Yeah, this timing issue is super common with real-time audio APIs. Don’t bother with word-per-minute calculations - they’re unreliable. I’d go with buffer-based sync instead, which I’ve used before with good results. Track the actual audio playback position instead of guessing. Modify your audio player to emit progress events as PCM data plays, then use those events to drive text scrolling. Way more accurate. Add a small delay buffer (100-200ms) between receiving audio chunks and starting text updates. This helps with WebSocket latency variations. Also try a sliding window approach - only scroll the visible text that matches the currently playing audio segment. Another thing that worked for me: request timing metadata from OpenAI if they provide it, or implement your own real-time audio analysis to detect speech pacing. You’ll get much better sync points than fixed WPM calculations, especially since the AI’s speaking rate changes a lot depending on content complexity.

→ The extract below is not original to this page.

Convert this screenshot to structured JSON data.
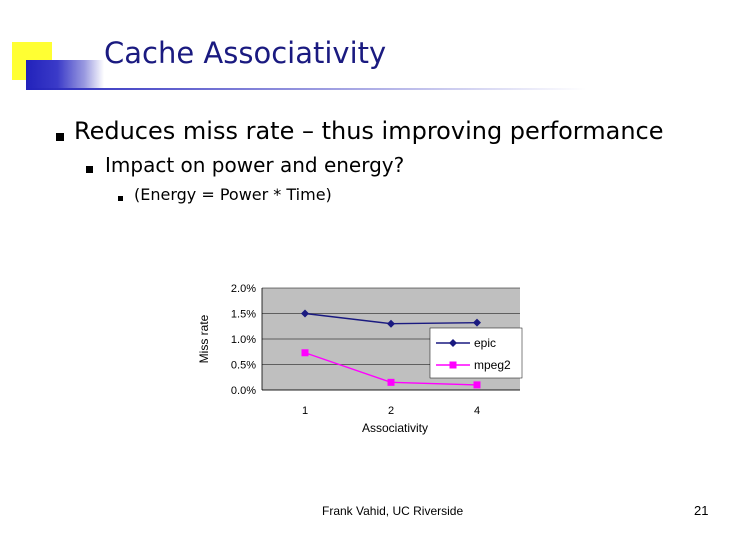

Had this exact problem last month. You’re fighting two different timing domains - when WebSocket messages arrive vs when audio actually plays from your buffer.

Here’s what fixed it for me: build a time-offset correction system. Calculate the gap between when audio data arrives and when it starts playing, then apply that offset to your text scrolling.

Your conversation.updated handler should record both message.timestamp and current audio playback position. This creates a mapping between text chunks and their real playback timing.

Don’t try predicting scroll duration - instead, reactively adjust scroll position based on actual audio progress events. PCM streaming has variable latency depending on buffer states, so you need continuous calibration, not one-time sync.

That smooth easing function looks nice but it’s working against you. Linear interpolation between known audio position checkpoints maintains sync accuracy way better.

the 150wpm thing is broken - don’t bother with it. use audiocontext.currentTime instead to track where you actually are in playback. way more reliable. i timestamp each text chunk as it comes in, then sync scrolling by comparing audio.currentTime against those timestamps. works great once you factor in browser buffering (usually 50-100ms delay).